Rugby friends came from as far away as Bristol to attend Friend’s non-denominational funeral service St Peter’s Chapel on Friday (June 17) afternoon. Apologies for being unable to attend were lodged from numerous rugby referees’ societies including Somerset, Hampshire Berkshire and Bedfordshire.
Friend served on Devon RFU committees from 2005 until his death. He was an officer of the Devon Rugby Referee’s Society from 1997 until 2016 and held posts in the Divisional refereeing community until 2021.
“The recent sad news that Terry Friend has passed away brings to an end a remarkable lifetime’s service to sport in Devon and beyond,” said Simpson.
“Terry was well known in his playing days, especially in rugby and cricket. In rugby his involvement continued with the whistle and he rose to the highest levels of English club rugby as a match official. When this phase of his rugby journey came to an end, Terry became a leading administrator in the South West referee community in general and the Devon Rugby Referees’ Society in particular.
“Within the Devon Rugby Football Union Terry used his considerable organisational skills to co-ordinate competitions for junior age players.
“Terry was his own man and knew how he wanted things done. The outcome was that everyone else knew what was required and as a result competitions were run with meticulous efficiency to the benefit of countless youngsters.
“The sit-down meals after the end-of-season, age-grade finals were no exception and were memorable for all in attendance. The link to adult rugby and the traditions of the game were reinforced by Terry asking both captains to make a brief speech in the time-honoured manner.”
“More recently, despite declining health, Terry assumed the chairmanship of the Devon RFU competitions sub-committee at a time when the RFU’s Future Competitions Strategy was being formulated.
“Terry’s vast experience and intuitive feel for what would work will be hugely missed by the rugby community, to whom he was totally committed. Our condolences go to his family at this challenging time.”
Adam Friend, Terry’s son, followed his father into refereeing and quickly discovered how well-known his father was in the wider rugby community.
While delivering the eulogy to his father at the service, Adam said “As a rookie referee I went to lots of clubs all over the country and when I got there and people realised I was from Devon, and recognised the name, they would come to me and say ‘do you know Terry Friend?’

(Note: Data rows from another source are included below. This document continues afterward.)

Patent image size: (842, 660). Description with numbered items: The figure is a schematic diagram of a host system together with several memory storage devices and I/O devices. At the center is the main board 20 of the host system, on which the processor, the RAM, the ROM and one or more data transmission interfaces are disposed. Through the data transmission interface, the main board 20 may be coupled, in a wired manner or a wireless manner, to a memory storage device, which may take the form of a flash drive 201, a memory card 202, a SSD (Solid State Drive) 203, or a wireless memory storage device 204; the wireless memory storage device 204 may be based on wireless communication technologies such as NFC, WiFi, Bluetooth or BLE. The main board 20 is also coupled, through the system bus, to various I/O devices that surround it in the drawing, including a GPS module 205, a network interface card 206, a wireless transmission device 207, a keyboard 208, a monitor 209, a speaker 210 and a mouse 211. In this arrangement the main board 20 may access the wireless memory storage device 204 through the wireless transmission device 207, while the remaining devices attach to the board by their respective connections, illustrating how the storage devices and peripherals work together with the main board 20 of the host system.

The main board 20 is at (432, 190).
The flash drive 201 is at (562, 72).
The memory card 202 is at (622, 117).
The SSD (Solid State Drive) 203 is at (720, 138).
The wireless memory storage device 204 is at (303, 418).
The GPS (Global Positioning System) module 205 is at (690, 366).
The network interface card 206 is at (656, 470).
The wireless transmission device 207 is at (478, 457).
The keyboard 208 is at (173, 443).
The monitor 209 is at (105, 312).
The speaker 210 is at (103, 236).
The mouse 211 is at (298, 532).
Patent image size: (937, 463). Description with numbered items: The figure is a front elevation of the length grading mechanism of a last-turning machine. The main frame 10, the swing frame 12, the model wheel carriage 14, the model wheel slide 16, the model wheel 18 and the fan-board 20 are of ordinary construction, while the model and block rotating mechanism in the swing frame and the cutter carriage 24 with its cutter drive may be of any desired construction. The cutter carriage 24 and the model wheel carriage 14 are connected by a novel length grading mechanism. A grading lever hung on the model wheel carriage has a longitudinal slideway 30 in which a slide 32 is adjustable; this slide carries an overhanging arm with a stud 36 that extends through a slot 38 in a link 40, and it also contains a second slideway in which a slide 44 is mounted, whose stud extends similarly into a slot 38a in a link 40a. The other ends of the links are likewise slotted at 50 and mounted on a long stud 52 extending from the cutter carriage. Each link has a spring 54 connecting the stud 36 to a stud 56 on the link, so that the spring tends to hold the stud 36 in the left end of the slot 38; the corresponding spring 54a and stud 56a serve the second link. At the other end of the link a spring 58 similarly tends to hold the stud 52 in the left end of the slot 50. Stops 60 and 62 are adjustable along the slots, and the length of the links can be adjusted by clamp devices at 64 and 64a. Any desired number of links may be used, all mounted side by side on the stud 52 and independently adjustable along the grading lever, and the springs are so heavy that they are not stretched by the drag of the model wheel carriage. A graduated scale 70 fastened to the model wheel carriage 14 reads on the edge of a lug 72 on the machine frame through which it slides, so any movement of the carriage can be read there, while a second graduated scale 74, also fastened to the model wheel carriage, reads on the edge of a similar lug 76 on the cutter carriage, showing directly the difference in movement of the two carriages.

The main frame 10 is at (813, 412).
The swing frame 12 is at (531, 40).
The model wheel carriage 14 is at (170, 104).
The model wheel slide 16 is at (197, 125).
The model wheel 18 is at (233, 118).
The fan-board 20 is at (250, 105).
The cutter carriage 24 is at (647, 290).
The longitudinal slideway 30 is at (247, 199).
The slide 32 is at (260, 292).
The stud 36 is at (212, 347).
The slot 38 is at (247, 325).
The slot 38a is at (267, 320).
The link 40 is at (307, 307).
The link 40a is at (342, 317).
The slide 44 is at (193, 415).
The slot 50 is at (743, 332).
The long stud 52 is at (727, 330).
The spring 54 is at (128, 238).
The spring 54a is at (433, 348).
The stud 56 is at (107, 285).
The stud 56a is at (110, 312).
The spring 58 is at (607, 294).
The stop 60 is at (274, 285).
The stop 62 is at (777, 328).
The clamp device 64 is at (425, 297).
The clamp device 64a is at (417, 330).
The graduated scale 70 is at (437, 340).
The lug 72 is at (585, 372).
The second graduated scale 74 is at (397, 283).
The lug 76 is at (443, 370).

I would always say ‘yeah, I know him,’ waiting in anticipation for what they were going to say
“Now, as a rugby referee it is fair to say not all rugby clubs and people are going to like you. Dad was a rugby legend, but he was also very, very stubborn. I would listen to them offloading what they wanted to tell me and say to them ‘yep, I know this as he is my dad’ and I would watch their faces drop.
“I would always call dad on the way home and just laugh, often while guessing what the outcome was: positive or negative?”
Friends, team-mates and opponents from the worlds of cricket and rugby were represented at the half-hour service, which was conducted by Rachel Tucker, an independent funeral celebrant.
Devon RFU were represented by secretary Treve Mitchell as well as former president Max Turner. Bob Staddon, the president of Exeter Chiefs and a former Devon cricket team-mate of Friend’s was also at the service.
Devon Rugby Referees’ Society chairman Dean Davies attended, together with Dennis Swadling and Tom Healy, who were refereeing contemporaries of Friends. Trevor Hunter and John Scott were there on behalf of the Plymouth RRS, of which Friend had also been a member.
Among other representatives was a contingent from Brixham RFC, where Friend played before taking up refereeing.
Friend’s coffin, decorated with floral tributes in the shapes of a cricket bat and a rugby ball, was carried into the service by six family members.
In a clear nod to Friend’s enthusiasm for ballroom dancing, the coffin was carried into the service to a recording of Chris Barber’s Jazz Band playing ‘Petite Fleur’
“It was his favourite foxtrot,” Terry’s long-time companion Rosie Gaynor was overheard to say.
Dancing figured heavily during the service. The hymn was ‘Lord of the Dance’ and mourners left the service to the strains of The Drifters Classic ‘Save the Last Dance for Me’.
Terry Friend died at his home in Uffculme in East Devon on May 29. His three children – son Adam and daughters Danielle and Suzy – survive him together with long-time partner Josie.